Pedimos explicações ao Hospital Fernando da Fonseca, que confirmou ter recebido a doente, às 40 semanas de gestação. “Foi transferida para o HFF na madrugada do dia 3 de setembro desde o Hospital de Cascais por falta de vagas nessa instituição. À data da admissão e triagem no SUOG do HFF encontrava-se com contrações, mas não se apresentava em trabalho de parto. Foi realizada observação obstétrica à grávida e avaliado o bebé mediante ecografia e CTG, que não mostraram sinais de sofrimento fetal ou da mãe. Foi prescrito paracetamol para as dores da mãe”, resume o hospital, em comunicado enviado à CNN Portugal.

Após reavaliação e, de acordo com o HFF, já sem dores, Eduarda teve alta. Garante que as contrações que sentira até aí desapareceram. Não sentiu dores durante todo o dia 3 e durante o dia 4, até ao fim da noite, altura em que sentiu uma cólica e rebentaram as águas. Mas em vez de um líquido transparente, libertou um líquido que descreve como “marrom, meio para o verde”.

Eduarda voltou às urgências do Hospital de Cascais e, na triagem, já não conseguiram detetar movimentos fetais e batimentos cardíacos da bebé. Enquanto era submetida ao CTG (Cardiotocografia), garante que, por ser brasileira, foi alvo de xenofobia por parte de uma médica.

“Eu estava a explica-lhe o que eu estava a sentir e o que tinha acontecido. O que me travou foi na hora, que eu achei incrível, foi a senhora estar a perdi-me para eu falar português. (…) Eu falei ‘olhe, eu tive um corrimento marrom’. Quando eu falei isso, ela disse: ‘olha, desculpa, mas cá falamos português. Isso não é marrom. É castanho’. E disse um monte de coisas. Perguntou a minha nacionalidade. (…) A pessoa está num momento difícil (porque ela sabia que era um momento difícil) e vem falar para eu falar português? Porquê isso? Porquê vir procurar da minha nacionalidade? O que é que isso ia mudar?”, questiona.

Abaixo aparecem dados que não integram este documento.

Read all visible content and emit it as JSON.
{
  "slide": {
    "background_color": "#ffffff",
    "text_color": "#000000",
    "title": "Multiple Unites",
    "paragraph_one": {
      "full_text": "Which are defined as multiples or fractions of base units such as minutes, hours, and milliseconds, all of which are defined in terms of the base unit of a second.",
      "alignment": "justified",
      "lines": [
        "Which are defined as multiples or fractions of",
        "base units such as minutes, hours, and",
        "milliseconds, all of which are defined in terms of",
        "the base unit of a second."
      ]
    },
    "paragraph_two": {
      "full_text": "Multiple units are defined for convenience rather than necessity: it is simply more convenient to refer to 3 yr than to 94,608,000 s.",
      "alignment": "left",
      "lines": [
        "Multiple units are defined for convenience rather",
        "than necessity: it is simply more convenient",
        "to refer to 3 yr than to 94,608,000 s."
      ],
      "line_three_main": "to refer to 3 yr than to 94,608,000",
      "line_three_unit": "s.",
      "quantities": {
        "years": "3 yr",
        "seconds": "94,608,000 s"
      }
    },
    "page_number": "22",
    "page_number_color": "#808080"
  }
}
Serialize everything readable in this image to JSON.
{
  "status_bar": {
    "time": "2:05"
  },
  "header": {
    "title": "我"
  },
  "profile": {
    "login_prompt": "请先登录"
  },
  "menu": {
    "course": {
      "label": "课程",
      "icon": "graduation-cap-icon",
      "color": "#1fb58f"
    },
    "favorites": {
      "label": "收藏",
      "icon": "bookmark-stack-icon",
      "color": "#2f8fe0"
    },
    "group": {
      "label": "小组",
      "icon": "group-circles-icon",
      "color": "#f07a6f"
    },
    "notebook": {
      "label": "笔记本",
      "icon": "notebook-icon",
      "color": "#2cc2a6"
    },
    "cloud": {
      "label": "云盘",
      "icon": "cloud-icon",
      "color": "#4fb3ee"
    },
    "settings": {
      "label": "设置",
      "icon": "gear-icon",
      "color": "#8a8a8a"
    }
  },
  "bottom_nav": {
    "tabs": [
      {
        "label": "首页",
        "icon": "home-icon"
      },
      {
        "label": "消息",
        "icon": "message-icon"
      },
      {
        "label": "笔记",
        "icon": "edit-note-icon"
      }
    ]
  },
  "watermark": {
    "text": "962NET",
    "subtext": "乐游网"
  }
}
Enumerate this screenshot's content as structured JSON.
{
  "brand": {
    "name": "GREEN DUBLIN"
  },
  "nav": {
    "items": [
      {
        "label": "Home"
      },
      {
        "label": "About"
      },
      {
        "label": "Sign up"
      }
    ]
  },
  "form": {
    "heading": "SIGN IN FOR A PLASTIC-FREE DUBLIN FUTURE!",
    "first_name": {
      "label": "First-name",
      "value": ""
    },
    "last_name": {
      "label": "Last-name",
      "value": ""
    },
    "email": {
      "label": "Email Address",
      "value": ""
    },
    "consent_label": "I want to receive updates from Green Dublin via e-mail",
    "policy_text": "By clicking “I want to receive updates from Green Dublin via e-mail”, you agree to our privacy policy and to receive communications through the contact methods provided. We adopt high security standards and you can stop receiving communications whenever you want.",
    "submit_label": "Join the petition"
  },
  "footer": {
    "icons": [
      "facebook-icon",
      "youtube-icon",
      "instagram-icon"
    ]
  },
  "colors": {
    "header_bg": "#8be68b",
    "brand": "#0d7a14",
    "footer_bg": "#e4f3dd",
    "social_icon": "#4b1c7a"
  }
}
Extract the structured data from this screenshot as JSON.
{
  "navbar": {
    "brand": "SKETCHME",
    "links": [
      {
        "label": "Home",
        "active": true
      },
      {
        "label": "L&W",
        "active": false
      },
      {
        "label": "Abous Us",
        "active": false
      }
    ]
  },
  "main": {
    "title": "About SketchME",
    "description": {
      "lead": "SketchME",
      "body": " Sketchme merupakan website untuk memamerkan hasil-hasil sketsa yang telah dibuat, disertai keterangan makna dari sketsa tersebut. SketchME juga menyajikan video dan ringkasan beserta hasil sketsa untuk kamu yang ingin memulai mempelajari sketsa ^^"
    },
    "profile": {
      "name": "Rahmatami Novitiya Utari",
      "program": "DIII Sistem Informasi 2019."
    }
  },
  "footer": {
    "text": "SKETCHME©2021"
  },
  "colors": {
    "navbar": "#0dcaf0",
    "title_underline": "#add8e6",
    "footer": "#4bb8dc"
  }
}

Eduarda foi submetida a uma cesariana de emergência, com anestesia geral. Desconhece o que aconteceu durante o parto. Sabe apenas que Helena nasceu com um pouco mais de quatro quilos e sem sinais vitais. Foi reanimada e internada nos cuidados intensivos neonatais do Hospital de Cascais, de onde foi transferida para Santa Maria.

Questionado pela CNN Portugal, o Hospital de Cascais que, alegando o regime de proteção de dados, recusou divulgar informações concretas sobre o caso. Em comunicado enviado à redação, através de WhatsApp, o hospital garante apenas que “cumpriu estrita e integralmente todos os procedimentos clínicos previstos para a situação em causa”. Assegura ainda estar disponível para prestar todos os esclarecimentos à própria doente.

Eduarda não sabe quanto tempo a bebé esteve a ser reanimada e quanto tempo o cérebro esteve sem oxigenação. A pequena Helena luta agora pela vida. Esta segunda-feira, deve ser submetida a uma ressonância magnética para avaliar as lesões cerebrais e ser traçado um prognóstico.